Dynamic Visualization of Categorical Data Using Treemaps
Erica Kolatch and Beth Weinstein
Categorical data, sometimes referred to as qualitative data or nominal data (data that can be named), is data that can be separated into different categories distinguished by some non-numeric characteristic. The collection of categorical data involves the counting of occurrences that can be named and enumerated, and it is analyzed using a number of statistical methods, including contingency tables, regression models, conditional inference [Llo99], and correspondence analysis[Hof86, Wat97]. Methods may be both confirmatory and exploratory. Confirmatory methods have a hypothesis as their basis, such as “income is dependent on race”. Exploratory methods often do not generate strong conclusions, such as “in general blacks earn less than whites”, but frequently social scientists are using exploratory methods to describe the structure of the data rather than model the relationships [BG98]. Visualizations have been used to display the results of both types of methods and as an enhancement of the modeling process. The goal of visualizations has been to discover the structure of the data before modeling begins using interactive visualization tools, provide methods for viewing results often using static visualization tools, and identify further information about the modeled data.
The main difference between static visualizations and interactive visualizations based on dynamic queries are that dynamic visualizations provide immediate feedback and allow queries that are incremental and reversible [Shn94]. Current static visualizations require reprocessing for each query change and are often hard-coded within the statistical package. They are often dependent on the method of statistical analysis and frequently require an in-depth understanding of the domain in order to understand the result.
In our work, we attempt to build on current tools in the interactive information visualization field in order to create a new tool that will display an intuitive visualization of categorical data and that will allow dynamic manipulation of the data. This tool will allow exploration of the data without extensive mathematical calculation or intensive domain knowledge.
The remainder of the paper is organized as follows. We will first look at current related work in both categorical visualization and interactive information visualization. Then, we will describe our implementation, its main features, and its effectiveness for the task. Next, we will outline further enhancements and suggestions for changes to the tool, and finally we will draw some conclusions.
Statistical visualization started with basic graphs and charts.
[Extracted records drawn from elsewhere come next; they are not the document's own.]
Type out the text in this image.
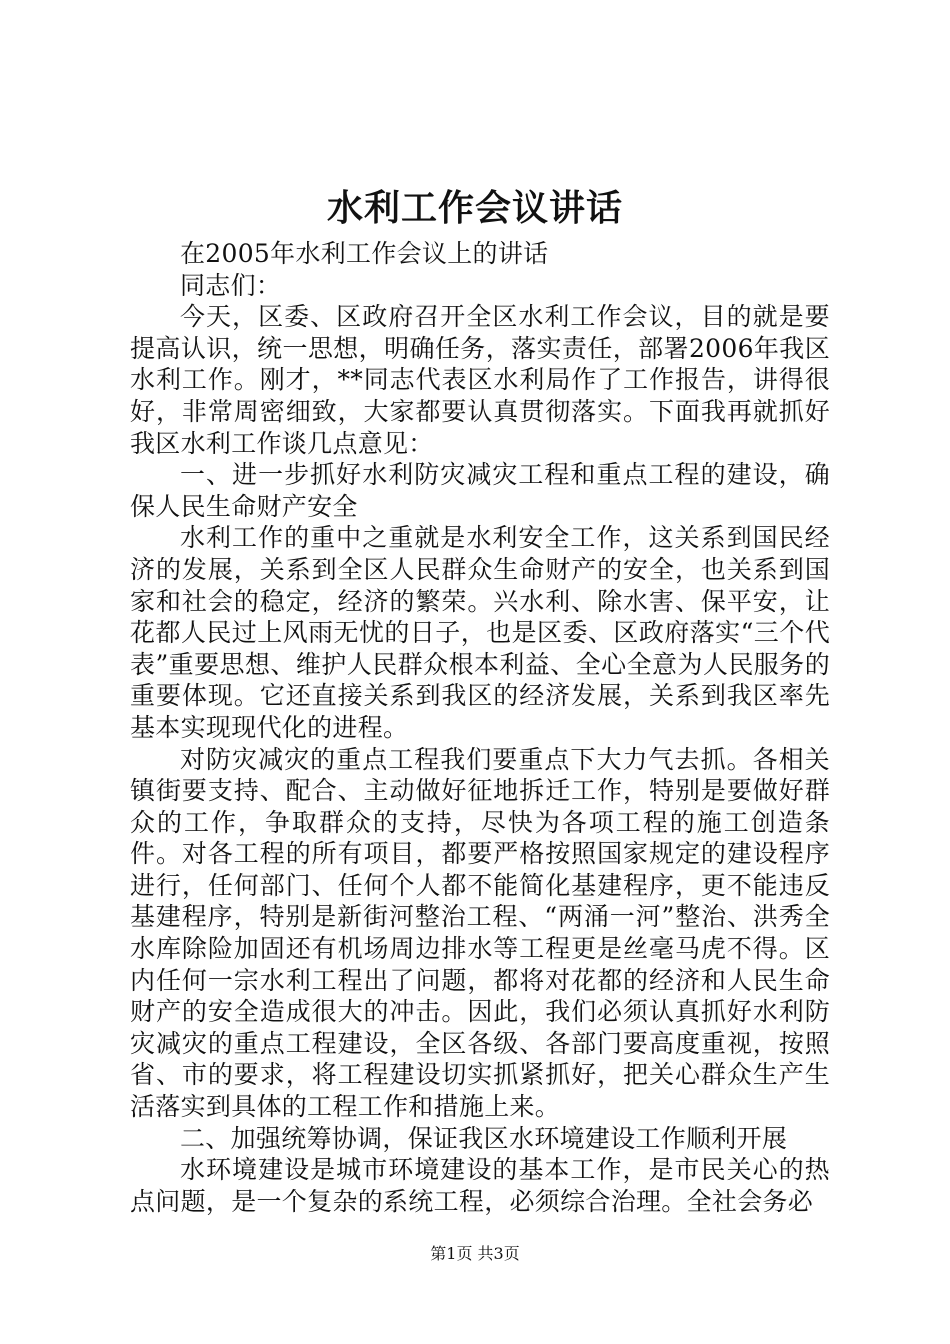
水利工作会议讲话

在2005年水利工作会议上的讲话

同志们：

今天，区委、区政府召开全区水利工作会议，目的就是要提高认识，统一思想，明确任务，落实责任，部署2006年我区水利工作。刚才，**同志代表区水利局作了工作报告，讲得很好，非常周密细致，大家都要认真贯彻落实。下面我再就抓好我区水利工作谈几点意见：

一、进一步抓好水利防灾减灾工程和重点工程的建设，确保人民生命财产安全

水利工作的重中之重就是水利安全工作，这关系到国民经济的发展，关系到全区人民群众生命财产的安全，也关系到国家和社会的稳定，经济的繁荣。兴水利、除水害、保平安，让花都人民过上风雨无忧的日子，也是区委、区政府落实“三个代表”重要思想、维护人民群众根本利益、全心全意为人民服务的重要体现。它还直接关系到我区的经济发展，关系到我区率先基本实现现代化的进程。

对防灾减灾的重点工程我们要重点下大力气去抓。各相关镇街要支持、配合、主动做好征地拆迁工作，特别是要做好群众的工作，争取群众的支持，尽快为各项工程的施工创造条件。对各工程的所有项目，都要严格按照国家规定的建设程序进行，任何部门、任何个人都不能简化基建程序，更不能违反基建程序，特别是新街河整治工程、“两涌一河”整治、洪秀全水库除险加固还有机场周边排水等工程更是丝毫马虎不得。区内任何一宗水利工程出了问题，都将对花都的经济和人民生命财产的安全造成很大的冲击。因此，我们必须认真抓好水利防灾减灾的重点工程建设，全区各级、各部门要高度重视，按照省、市的要求，将工程建设切实抓紧抓好，把关心群众生产生活落实到具体的工程工作和措施上来。

二、加强统筹协调，保证我区水环境建设工作顺利开展

水环境建设是城市环境建设的基本工作，是市民关心的热点问题，是一个复杂的系统工程，必须综合治理。全社会务必

第1页 共3页
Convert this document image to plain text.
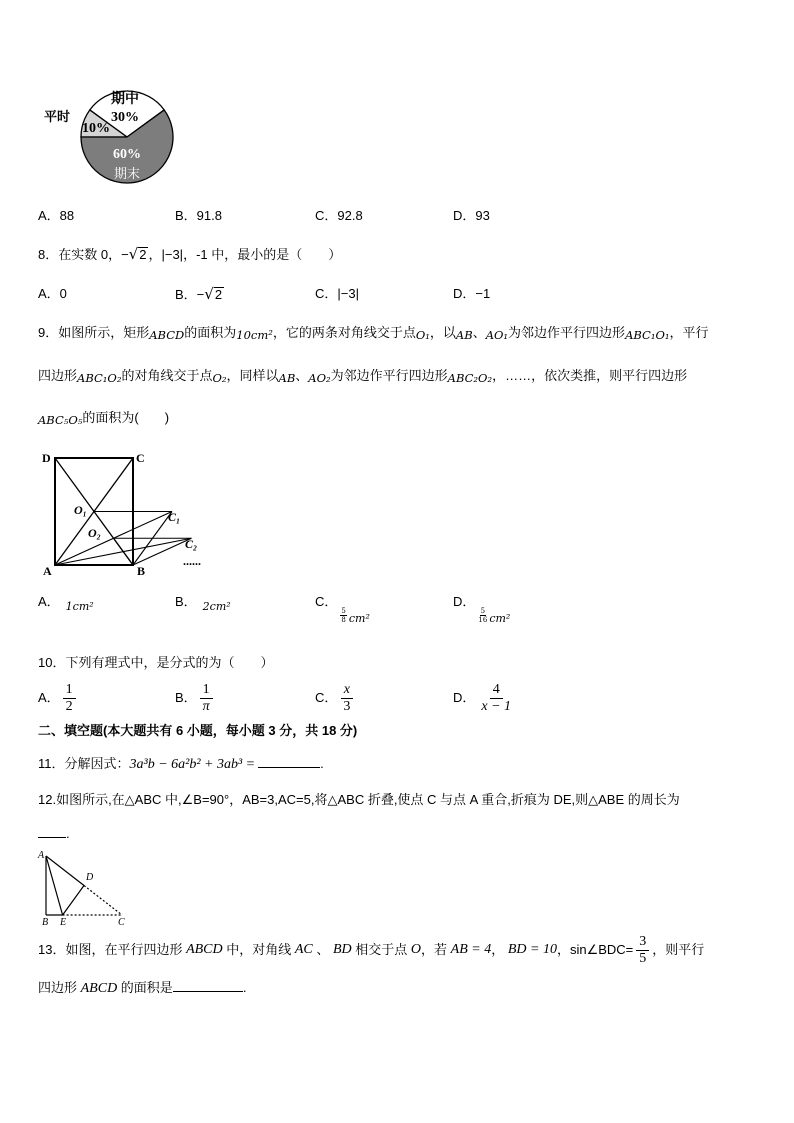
平时
期中
30%
10%
60%
期末
A．88	B．91.8	C．92.8	D．93
8．在实数 0，−√2 ，|−3|，-1 中，最小的是（　　）
A．0	B．−√2	C．|−3|	D．−1
9．如图所示，矩形ABCD的面积为10cm²，它的两条对角线交于点O₁，以AB、AO₁为邻边作平行四边形ABC₁O₁，平行
四边形ABC₁O₂的对角线交于点O₂，同样以AB、AO₂为邻边作平行四边形ABC₂O₂，……，依次类推，则平行四边形
ABC₅O₅的面积为(　　)
D	C
A	B
O₁
O₂
C₁
C₂
......
A． $_{1cm^2}$	B． $_{2cm^2}$	C．
$\frac{5}{8} _{cm^2}$
D．
$\frac{5}{16} _{cm^2}$
10．下列有理式中，是分式的为（　　）
A． $\frac{1}{2}$	B． $\frac{1}{\pi}$	C． $\frac{x}{3}$	D． $\frac{4}{x - 1}$
二、填空题(本大题共有 6 小题，每小题 3 分，共 18 分)
11．分解因式：3a³b − 6a²b² + 3ab³ =	.
12.如图所示,在△ABC 中,∠B=90°，AB=3,AC=5,将△ABC 折叠,使点 C 与点 A 重合,折痕为 DE,则△ABE 的周长为
.
A
D
B E	C
13．如图，在平行四边形 ABCD 中，对角线 AC 、 BD 相交于点 O ，若 AB = 4 ， BD = 10 ，sin∠BDC= $\frac{3}{5}$ ，则平行
四边形 ABCD 的面积是	.
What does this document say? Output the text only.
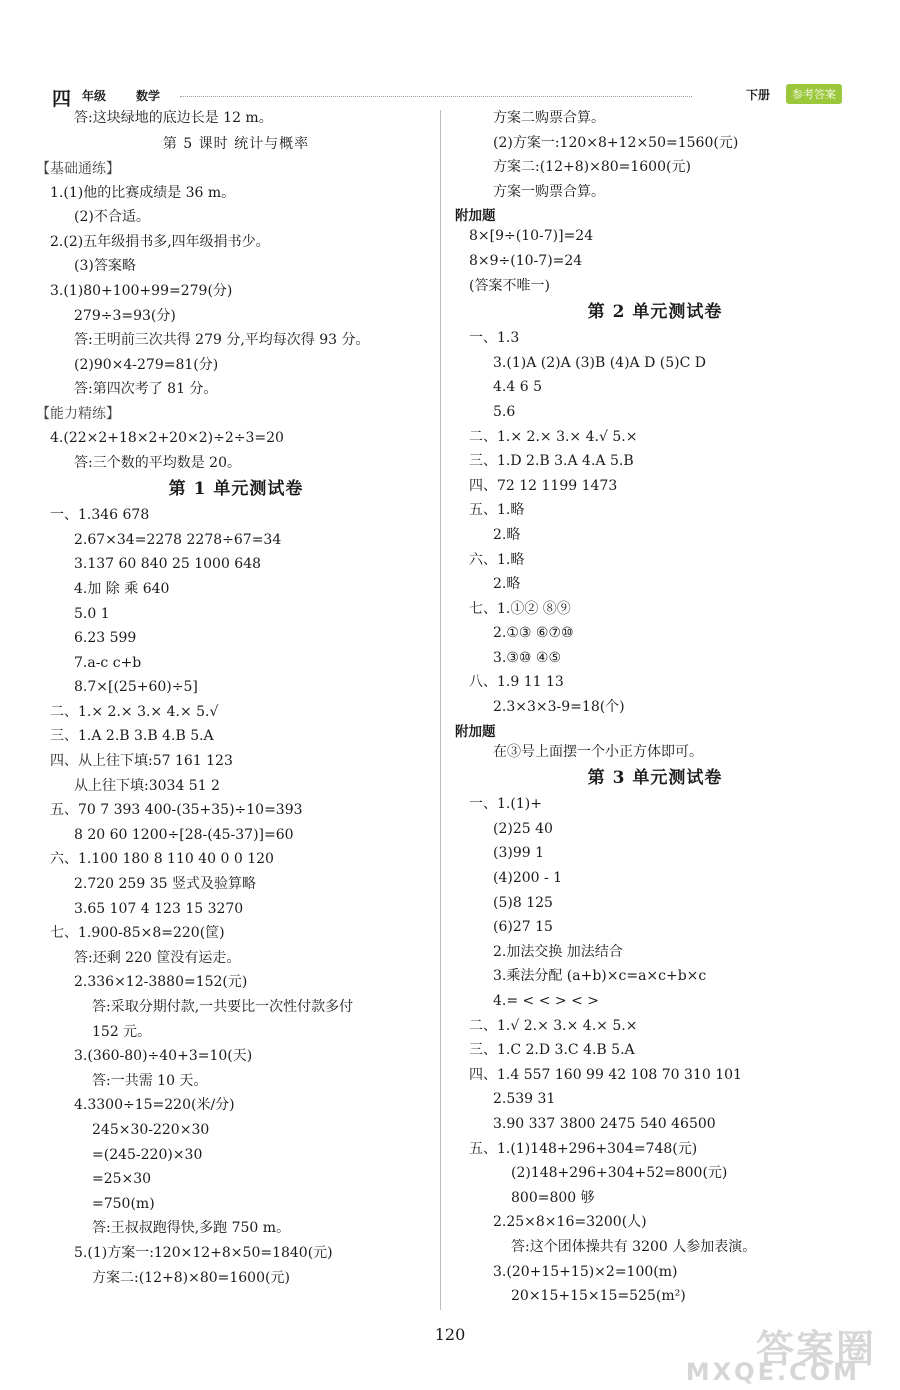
四 年级 数学	下册	参考答案
答:这块绿地的底边长是 12 m。
第 5 课时 统计与概率
【基础通练】
1.(1)他的比赛成绩是 36 m。
(2)不合适。
2.(2)五年级捐书多,四年级捐书少。
(3)答案略
3.(1)80+100+99=279(分)
279÷3=93(分)
答:王明前三次共得 279 分,平均每次得 93 分。
(2)90×4-279=81(分)
答:第四次考了 81 分。
【能力精练】
4.(22×2+18×2+20×2)÷2÷3=20
答:三个数的平均数是 20。
第 1 单元测试卷
一、1.346 678
2.67×34=2278 2278÷67=34
3.137 60 840 25 1000 648
4.加 除 乘 640
5.0 1
6.23 599
7.a-c c+b
8.7×[(25+60)÷5]
二、1.× 2.× 3.× 4.× 5.√
三、1.A 2.B 3.B 4.B 5.A
四、从上往下填:57 161 123
从上往下填:3034 51 2
五、70 7 393 400-(35+35)÷10=393
8 20 60 1200÷[28-(45-37)]=60
六、1.100 180 8 110 40 0 0 120
2.720 259 35 竖式及验算略
3.65 107 4 123 15 3270
七、1.900-85×8=220(筐)
答:还剩 220 筐没有运走。
2.336×12-3880=152(元)
答:采取分期付款,一共要比一次性付款多付
152 元。
3.(360-80)÷40+3=10(天)
答:一共需 10 天。
4.3300÷15=220(米/分)
245×30-220×30
=(245-220)×30
=25×30
=750(m)
答:王叔叔跑得快,多跑 750 m。
5.(1)方案一:120×12+8×50=1840(元)
方案二:(12+8)×80=1600(元)
方案二购票合算。
(2)方案一:120×8+12×50=1560(元)
方案二:(12+8)×80=1600(元)
方案一购票合算。
附加题
8×[9÷(10-7)]=24
8×9÷(10-7)=24
(答案不唯一)
第 2 单元测试卷
一、1.3
3.(1)A (2)A (3)B (4)A D (5)C D
4.4 6 5
5.6
二、1.× 2.× 3.× 4.√ 5.×
三、1.D 2.B 3.A 4.A 5.B
四、72 12 1199 1473
五、1.略
2.略
六、1.略
2.略
七、1.①② ⑧⑨
2.①③ ⑥⑦⑩
3.③⑩ ④⑤
八、1.9 11 13
2.3×3×3-9=18(个)
附加题
在③号上面摆一个小正方体即可。
第 3 单元测试卷
一、1.(1)+
(2)25 40
(3)99 1
(4)200 - 1
(5)8 125
(6)27 15
2.加法交换 加法结合
3.乘法分配 (a+b)×c=a×c+b×c
4.= < < > < >
二、1.√ 2.× 3.× 4.× 5.×
三、1.C 2.D 3.C 4.B 5.A
四、1.4 557 160 99 42 108 70 310 101
2.539 31
3.90 337 3800 2475 540 46500
五、1.(1)148+296+304=748(元)
(2)148+296+304+52=800(元)
800=800 够
2.25×8×16=3200(人)
答:这个团体操共有 3200 人参加表演。
3.(20+15+15)×2=100(m)
20×15+15×15=525(m²)
120	答案圈
MXQE.COM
An evolution of simple graphs includes the graphing of correspondence analysis which uses a distance metric to represent relationship between data points [Gre93]. Recently, researchers have been working on developing statistical visualizations that focus on categorical data using different forms of mosaics or collections of rectangular tiles.
Information visualization started with simple graphs and evolved to include many tools which are designed to effectively visualize information. With respect to data visualization, these tools are successful at two types of tasks. The first is allowing the user to drill down to discover concrete pieces of information, for example using interactive zooming [Bed96] or focus+context [RC94] techniques. The second is finding interesting patterns in the data using maps, graphs, or plots.
The literature on the statistical analysis of categorical data recognizes the lack of successful visualizations for qualitative data. Several methods have been suggested to remedy the situation.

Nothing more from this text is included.